Insisting that the word “circle” in the above verses is indicative of a flat, pancake-like earth is tenuous at best, since “circle” also fits perfectly with the description of the circumference of a sphere. Furthermore, Gesenius’ Hebrew Chaldee Lexicon to The Old Testament defines the Hebrew word translated “circle” as “To describe a circle, to draw a circle, as with compasses, a circle, a sphere.” In ancient Hebrew, there was no varying word for a “sphere” (a three-dimensional circle). It is not that the Hebrews or anyone else lacked the concept of sphericity but that they simply did not create a second word for it. Anyone looking at a pomegranate (a fruit mentioned many times in the Bible) would be familiar with the notion of a sphere.
Finally, Luke Chapter 17 depicts Christ’s Second Coming as happening while some are asleep at night and others are working at daytime activities in the field—an indication of a rotating earth with day and night at the same time. In the flat earth cosmology it is impossible to have simultaneous day and night.
It never ceases to amaze me how skeptics automatically become functional illiterates whenever they go fishing for “errors” in biblical cosmology. It is as if they abandon all awareness of poetry, metaphors and the phenomenological language used in everyday life.
My Biblical quotes are from the NASB translation. Most all modern translations translate the Hebrew from Job to the word “circle.” THe KJV uses other more flowerly words which really mean the same thing. The use of “circle” really stands out when you use a Hebrew lexicon for the KJV translation of Job.
It’s kinda sad, in a way.
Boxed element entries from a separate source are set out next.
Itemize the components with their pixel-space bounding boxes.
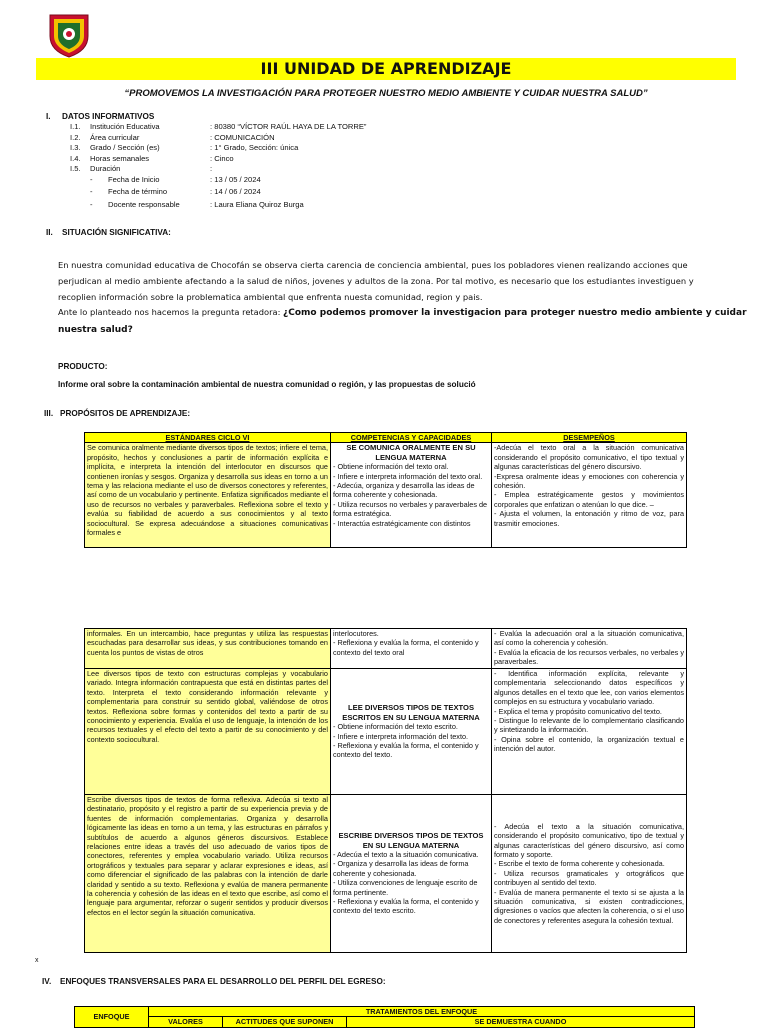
header-competencies: COMPETENCIAS Y CAPACIDADES — [331, 433, 492, 443]
info-row — [0, 122, 768, 133]
info-value: : — [210, 164, 213, 173]
header-valores: VALORES — [149, 1017, 223, 1027]
info-dash: - — [90, 174, 93, 184]
info-num: I.5. — [70, 164, 81, 173]
info-num: I.1. — [70, 122, 81, 131]
info-label: Institución Educativa — [90, 122, 160, 131]
document-title: III UNIDAD DE APRENDIZAJE — [36, 58, 736, 80]
shield-icon — [48, 12, 90, 58]
competency-title: LEE DIVERSOS TIPOS DE TEXTOS ESCRITOS EN SU LENGUA MATERNA — [342, 703, 480, 722]
info-value: : 14 / 06 / 2024 — [210, 187, 261, 196]
product-text: Informe oral sobre la contaminación ambiental de nuestra comunidad o región, y las propuestas de solució — [58, 380, 476, 389]
competency-cell — [331, 669, 492, 795]
section-number: II. — [46, 228, 53, 237]
header-actitudes: ACTITUDES QUE SUPONEN — [223, 1017, 347, 1027]
performance-cell: - Evalúa la adecuación oral a la situación comunicativa, así como la coherencia y cohesión. - Evalúa la eficacia de los recursos verbales, no verbales y paraverbales. — [492, 629, 687, 669]
challenge-question — [58, 304, 764, 338]
competency-items: - Obtiene información del texto escrito. - Infiere e interpreta información del texto. - Reflexiona y evalúa la forma, el contenido y contexto del texto. — [333, 722, 479, 760]
info-value: : Cinco — [210, 153, 234, 163]
info-label: Docente responsable — [108, 199, 180, 209]
section-number: IV. — [42, 977, 52, 986]
info-dash: - — [90, 199, 93, 209]
table-header-row — [85, 433, 687, 443]
document-subtitle: “PROMOVEMOS LA INVESTIGACIÓN PARA PROTEGER NUESTRO MEDIO AMBIENTE Y CUIDAR NUESTRA SALUD” — [124, 88, 648, 99]
section-number: I. — [46, 112, 51, 121]
school-logo — [48, 12, 90, 58]
competency-cell — [331, 443, 492, 548]
question-intro: Ante lo planteado nos hacemos la pregunta retadora: — [58, 307, 284, 317]
header-demuestra: SE DEMUESTRA CUANDO — [347, 1017, 695, 1027]
standard-cell: informales. En un intercambio, hace preguntas y utiliza las respuestas escuchadas para desarrollar sus ideas, y sus contribuciones tomando en cuenta los puntos de vistas de otros — [85, 629, 331, 669]
info-num: I.2. — [70, 132, 81, 142]
info-row — [0, 143, 768, 154]
info-subrow — [0, 200, 768, 211]
competency-items: interlocutores. - Reflexiona y evalúa la forma, el contenido y contexto del texto oral — [331, 629, 492, 669]
section-title: ENFOQUES TRANSVERSALES PARA EL DESARROLLO DEL PERFIL DEL EGRESO: — [60, 977, 386, 986]
info-value: : Laura Eliana Quiroz Burga — [210, 199, 304, 209]
competency-items: - Obtiene información del texto oral. - Infiere e interpreta información del texto oral. - Adecúa, organiza y desarrolla las ideas de forma coherente y cohesionada. - Utiliza recursos no verbales y paraverbales de forma estratégica. - Interactúa estratégicamente con distintos — [333, 462, 488, 528]
situation-paragraph: En nuestra comunidad educativa de Chocofán se observa cierta carencia de conciencia ambiental, pues los pobladores vienen realizando acciones que perjudican al medio ambiente afectando a la salud de niños, jovenes y adultos de la zona. Por tal motivo, es necesario que los estudiantes investiguen y recoplien información sobre la problematica ambiental que enfrenta nuesta comunidad, region y pais. — [58, 260, 694, 302]
table-row — [85, 443, 687, 548]
info-value: : COMUNICACIÓN — [210, 132, 275, 142]
section-number: III. — [44, 409, 54, 418]
info-value: : 13 / 05 / 2024 — [210, 174, 261, 184]
info-subrow — [0, 187, 768, 198]
table-row — [85, 669, 687, 795]
competency-title: SE COMUNICA ORALMENTE EN SU LENGUA MATERNA — [346, 443, 476, 462]
purposes-table — [84, 432, 687, 548]
standard-cell: Lee diversos tipos de texto con estructuras complejas y vocabulario variado. Integra información contrapuesta que está en distintas partes del texto. Interpreta el texto considerando información relevante y complementaria para construir su sentido global, valiéndose de otros textos. Reflexiona sobre formas y contenidos del texto a partir de su conocimiento y experiencia. Evalúa el uso de lenguaje, la intención de los recursos textuales y el efecto del texto a partir de su conocimiento y del contexto sociocultural. — [85, 669, 331, 795]
section-1-heading — [46, 112, 154, 121]
table-header-row — [75, 1007, 695, 1017]
question-text: ¿Como podemos promover la investigacion para proteger nuestro medio ambiente y cuidar nuestra salud? — [58, 308, 747, 335]
info-dash: - — [90, 187, 93, 196]
info-label: Fecha de Inicio — [108, 174, 160, 184]
transversal-table — [74, 1006, 695, 1028]
header-tratamiento: TRATAMIENTOS DEL ENFOQUE — [149, 1007, 695, 1017]
stray-mark: x — [35, 957, 39, 964]
section-4-heading — [42, 977, 386, 986]
purposes-table-continued — [84, 628, 687, 953]
standard-text: Se comunica oralmente mediante diversos tipos de textos; infiere el tema, propósito, hechos y conclusiones a partir de información explícita e implícita, e interpreta la intención del interlocutor en discursos que contienen ironías y sesgos. Organiza y desarrolla sus ideas en torno a un tema y las relaciona mediante el uso de diversos conectores y referentes, así como de un vocabulario y pertinente. Enfatiza significados mediante el uso de recursos no verbales y paraverbales. Reflexiona sobre el texto y evalúa su fiabilidad de acuerdo a sus conocimientos y al texto sociocultural. Se expresa adecuándose a situaciones comunicativas formales e — [87, 443, 328, 538]
info-num: I.3. — [70, 143, 81, 152]
info-num: I.4. — [70, 153, 81, 163]
header-standards: ESTÁNDARES CICLO VI — [85, 433, 331, 443]
section-3-heading — [44, 409, 190, 418]
info-row — [0, 154, 768, 165]
section-title: SITUACIÓN SIGNIFICATIVA: — [62, 228, 171, 237]
info-subrow — [0, 175, 768, 186]
competency-items: - Adecúa el texto a la situación comunicativa. - Organiza y desarrolla las ideas de forma coherente y cohesionada. - Utiliza convenciones de lenguaje escrito de forma pertinente. - Reflexiona y evalúa la forma, el contenido y contexto del texto escrito. — [333, 849, 479, 916]
table-row — [85, 629, 687, 669]
header-performances: DESEMPEÑOS — [492, 433, 687, 443]
section-title: PROPÓSITOS DE APRENDIZAJE: — [60, 409, 191, 418]
info-label: Grado / Sección (es) — [90, 143, 160, 152]
section-2-heading — [46, 228, 171, 237]
table-header-row — [75, 1017, 695, 1027]
header-enfoque: ENFOQUE — [75, 1007, 149, 1028]
info-label: Área curricular — [90, 132, 140, 142]
info-value: : 80380 “VÍCTOR RAÚL HAYA DE LA TORRE” — [210, 122, 367, 131]
product-label: PRODUCTO: — [58, 362, 108, 371]
section-title: DATOS INFORMATIVOS — [62, 112, 155, 121]
info-label: Duración — [90, 164, 121, 173]
performance-cell: -Adecúa el texto oral a la situación comunicativa considerando el propósito comunicativo, el tipo textual y algunas características del género discursivo. -Expresa oralmente ideas y emociones con coherencia y cohesión. - Emplea estratégicamente gestos y movimientos corporales que enfatizan o atenúan lo que dice. – - Ajusta el volumen, la entonación y ritmo de voz, para trasmitir emociones. — [492, 443, 687, 548]
info-value: : 1° Grado, Sección: única — [210, 143, 299, 152]
performance-cell: - Identifica información explícita, relevante y complementaria seleccionando datos específicos y algunos detalles en el texto que lee, con varios elementos complejos en su estructura y vocabulario variado. - Explica el tema y propósito comunicativo del texto. - Distingue lo relevante de lo complementario clasificando y sintetizando la información. - Opina sobre el contenido, la organización textual e intención del autor. — [492, 669, 687, 795]
performance-cell: - Adecúa el texto a la situación comunicativa, considerando el propósito comunicativo, tipo de textual y algunas características del género discursivo, así como formato y soporte. - Escribe el texto de forma coherente y cohesionada. - Utiliza recursos gramaticales y ortográficos que contribuyen al sentido del texto. - Evalúa de manera permanente el texto si se ajusta a la situación comunicativa, si existen contradicciones, digresiones o vacíos que afecten la coherencia, o si el uso de conectores y referentes asegura la cohesión textual. — [492, 795, 687, 953]
competency-cell — [331, 795, 492, 953]
standard-cell: Escribe diversos tipos de textos de forma reflexiva. Adecúa si texto al destinatario, propósito y el registro a partir de su experiencia previa y de fuentes de información complementarias. Organiza y desarrolla lógicamente las ideas en torno a un tema, y las estructuras en párrafos y subtítulos de acuerdo a algunos géneros discursivos. Establece relaciones entre ideas a través del uso adecuado de varios tipos de conectores, referentes y emplea vocabulario variado. Utiliza recursos ortográficos y textuales para separar y aclarar expresiones e ideas, así como diferenciar el significado de las palabras con la intención de darle claridad y sentido a su texto. Reflexiona y evalúa de manera permanente la coherencia y cohesión de las ideas en el texto que escribe, así como el lenguaje para argumentar, reforzar o sugerir sentidos y producir diversos efectos en el lector según la situación comunicativa. — [85, 795, 331, 953]
info-row — [0, 164, 768, 175]
info-list — [0, 122, 768, 210]
info-row — [0, 133, 768, 144]
standard-cell — [85, 443, 331, 548]
info-label: Horas semanales — [90, 153, 150, 163]
info-label: Fecha de término — [108, 187, 168, 196]
competency-title: ESCRIBE DIVERSOS TIPOS DE TEXTOS EN SU LENGUA MATERNA — [338, 831, 484, 850]
table-row — [85, 795, 687, 953]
I think they really were thinking that if they just got rid of all those horrid social conservatives, the Left would flock to them, and they could be with the cool kids again, and not be conservative geeks anymore.
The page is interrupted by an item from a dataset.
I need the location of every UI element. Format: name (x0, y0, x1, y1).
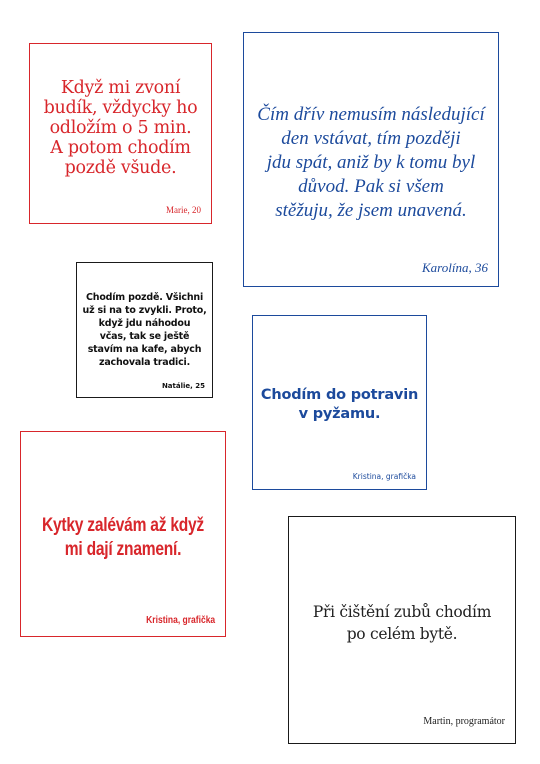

Instead, they find themselves with fewer posters. Really, the way Kilgore, Sharmuta, medaura and others attack people, and the flame wars that constantly break out, why are they surprised?
I think it is hilarious.
: D
I hate to break it to them, but the left aren’t the “cool kids”. Just the wusses.
: D
Bring me Solo and the Wookie !
BuddyG,
My eyes, my eyes!
Escovado , I haven’t been to LGF in a long time, so I don’t know if they’ve been dredging up the bit about a flat earth, but given Johnson’s very biased view against Christians, it wouldn’t surprise me if he or another Lizard has raised that argument.
While I was at LGF, Johnson was saying that merely rejecting M.E. (macro evolution) makes one “anti science.” That is news to me, since I do reject M.E., but I’ve never been “against” science.
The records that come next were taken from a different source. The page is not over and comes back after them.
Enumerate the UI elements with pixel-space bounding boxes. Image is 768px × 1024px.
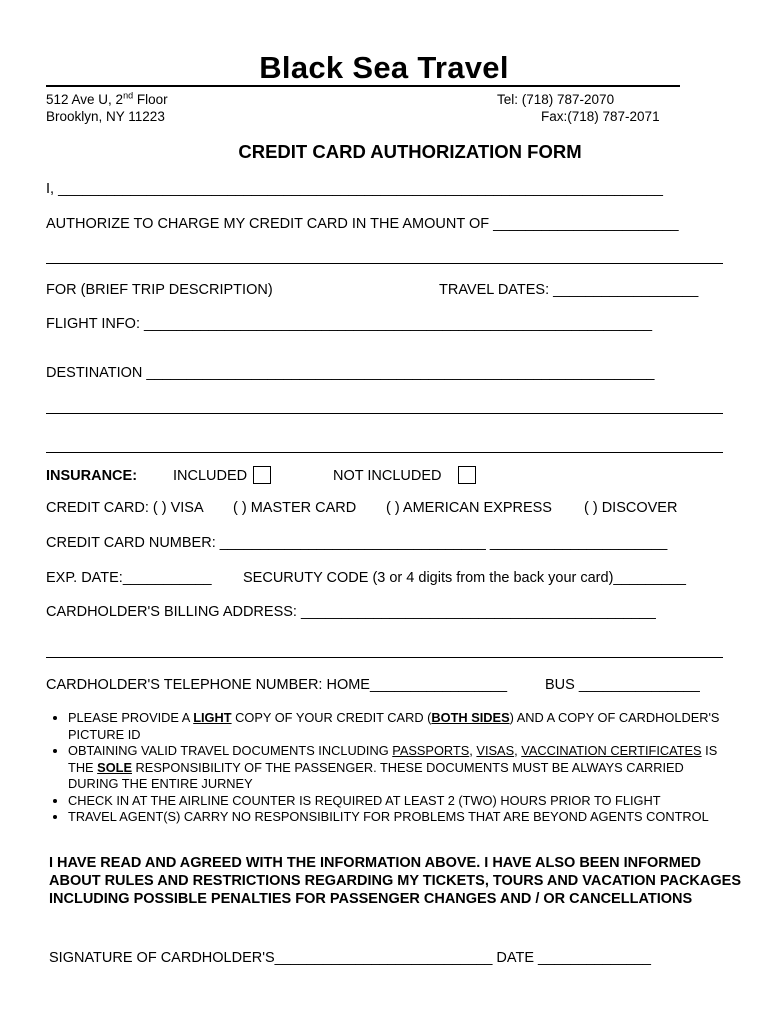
cc-discover-option[interactable]: ( ) DISCOVER <box>584 500 678 516</box>
light-emphasis: LIGHT <box>193 710 232 725</box>
list-item: • TRAVEL AGENT(S) CARRY NO RESPONSIBILITY FOR PROBLEMS THAT ARE BEYOND AGENTS CONTROL <box>68 809 726 826</box>
trip-description-label: FOR (BRIEF TRIP DESCRIPTION) <box>46 282 273 298</box>
list-item: • CHECK IN AT THE AIRLINE COUNTER IS REQUIRED AT LEAST 2 (TWO) HOURS PRIOR TO FLIGHT <box>68 793 726 810</box>
visas-emphasis: VISAS <box>476 743 515 758</box>
city-line: Brooklyn, NY 11223 <box>46 109 165 124</box>
cc-number-field[interactable]: CREDIT CARD NUMBER: _________________________________ ______________________ <box>46 535 668 551</box>
address-sup: nd <box>123 90 134 101</box>
blank-line[interactable] <box>46 263 723 264</box>
billing-address-field[interactable]: CARDHOLDER'S BILLING ADDRESS: ____________________________________________ <box>46 604 656 620</box>
flight-info-field[interactable]: FLIGHT INFO: _______________________________________________________________ <box>46 316 653 332</box>
list-item <box>68 710 726 743</box>
bullet-text: OBTAINING VALID TRAVEL DOCUMENTS INCLUDING <box>68 743 393 758</box>
destination-field[interactable]: DESTINATION _______________________________________________________________ <box>46 365 655 381</box>
list-item <box>68 743 726 793</box>
blank-line[interactable] <box>46 452 723 453</box>
address-suffix: Floor <box>133 92 168 107</box>
name-field[interactable]: I, ___________________________________________________________________________ <box>46 181 663 197</box>
exp-date-field[interactable]: EXP. DATE:___________ <box>46 570 212 586</box>
address-line <box>46 91 168 108</box>
travel-dates-field[interactable]: TRAVEL DATES: __________________ <box>439 282 699 298</box>
insurance-label: INSURANCE: <box>46 468 138 484</box>
vaccination-emphasis: VACCINATION CERTIFICATES <box>521 743 702 758</box>
company-name: Black Sea Travel <box>259 50 509 85</box>
insurance-not-included[interactable] <box>333 468 476 486</box>
passports-emphasis: PASSPORTS <box>392 743 470 758</box>
signature-date-field[interactable]: SIGNATURE OF CARDHOLDER'S___________________________ DATE ______________ <box>49 950 651 966</box>
insurance-row <box>46 468 137 484</box>
cc-visa-option[interactable]: CREDIT CARD: ( ) VISA <box>46 500 204 516</box>
address-prefix: 512 Ave U, 2 <box>46 92 124 107</box>
bullet-text: PLEASE PROVIDE A <box>68 710 194 725</box>
bullet-text: IS THE <box>68 743 718 775</box>
both-sides-emphasis: BOTH SIDES <box>431 710 510 725</box>
bullet-text: , <box>514 743 522 758</box>
blank-line[interactable] <box>46 413 723 414</box>
cc-mastercard-option[interactable]: ( ) MASTER CARD <box>233 500 357 516</box>
amount-field[interactable]: AUTHORIZE TO CHARGE MY CREDIT CARD IN THE AMOUNT OF _______________________ <box>46 216 679 232</box>
bullet-text: ) AND A COPY OF CARDHOLDER'S PICTURE ID <box>68 710 720 742</box>
not-included-checkbox[interactable] <box>458 466 476 484</box>
bullet-text: , <box>469 743 477 758</box>
title-underline <box>46 85 680 87</box>
phone-home-field[interactable]: CARDHOLDER'S TELEPHONE NUMBER: HOME_________________ <box>46 677 508 693</box>
blank-line[interactable] <box>46 657 723 658</box>
not-included-label: NOT INCLUDED <box>333 468 442 484</box>
telephone: Tel: (718) 787-2070 <box>497 92 615 107</box>
insurance-included[interactable] <box>173 468 271 486</box>
security-code-field[interactable]: SECURUTY CODE (3 or 4 digits from the back your card)_________ <box>243 570 686 586</box>
sole-emphasis: SOLE <box>97 759 132 775</box>
bullet-text: RESPONSIBILITY OF THE PASSENGER. THESE DOCUMENTS MUST BE ALWAYS CARRIED DURING THE ENTIRE JURNEY <box>68 759 684 791</box>
form-title: CREDIT CARD AUTHORIZATION FORM <box>238 141 582 162</box>
phone-bus-field[interactable]: BUS _______________ <box>545 677 700 693</box>
fax: Fax:(718) 787-2071 <box>541 109 660 124</box>
agreement-statement: I HAVE READ AND AGREED WITH THE INFORMATION ABOVE. I HAVE ALSO BEEN INFORMED ABOUT RULES AND RESTRICTIONS REGARDING MY TICKETS, TOURS AND VACATION PACKAGES INCLUDING POSSIBLE PENALTIES FOR PASSENGER CHANGES AND / OR CANCELLATIONS <box>49 855 741 907</box>
included-label: INCLUDED <box>173 468 248 484</box>
included-checkbox[interactable] <box>253 466 271 484</box>
terms-list <box>46 710 726 826</box>
cc-amex-option[interactable]: ( ) AMERICAN EXPRESS <box>386 500 552 516</box>
bullet-text: COPY OF YOUR CREDIT CARD ( <box>231 710 432 725</box>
I wouldn’t even really care that some people believe in Darwinism (or macro evolution) only
1) it’s their snotty, condescending attitudes against those who do reject it that rub me the wrong way, and
2) that people are not allowed to openly say “M.E. is bunk” in public schools or scientific circles without being fired, demoted, flunked, or discriminated against in some other fashion.
Anyway, Johnson and his like-minded cronies at LGF try to portray Bible-believing Christians as being idiotic, uneducated, unsophisticated, backwards, anti-science loons, and, as such, I don’t think any propaganda which furthers that view would be off-limits, including the old chestnut that all Christians used to believe in a flat earth. I would think that would be especially appealing to Killgore Trout.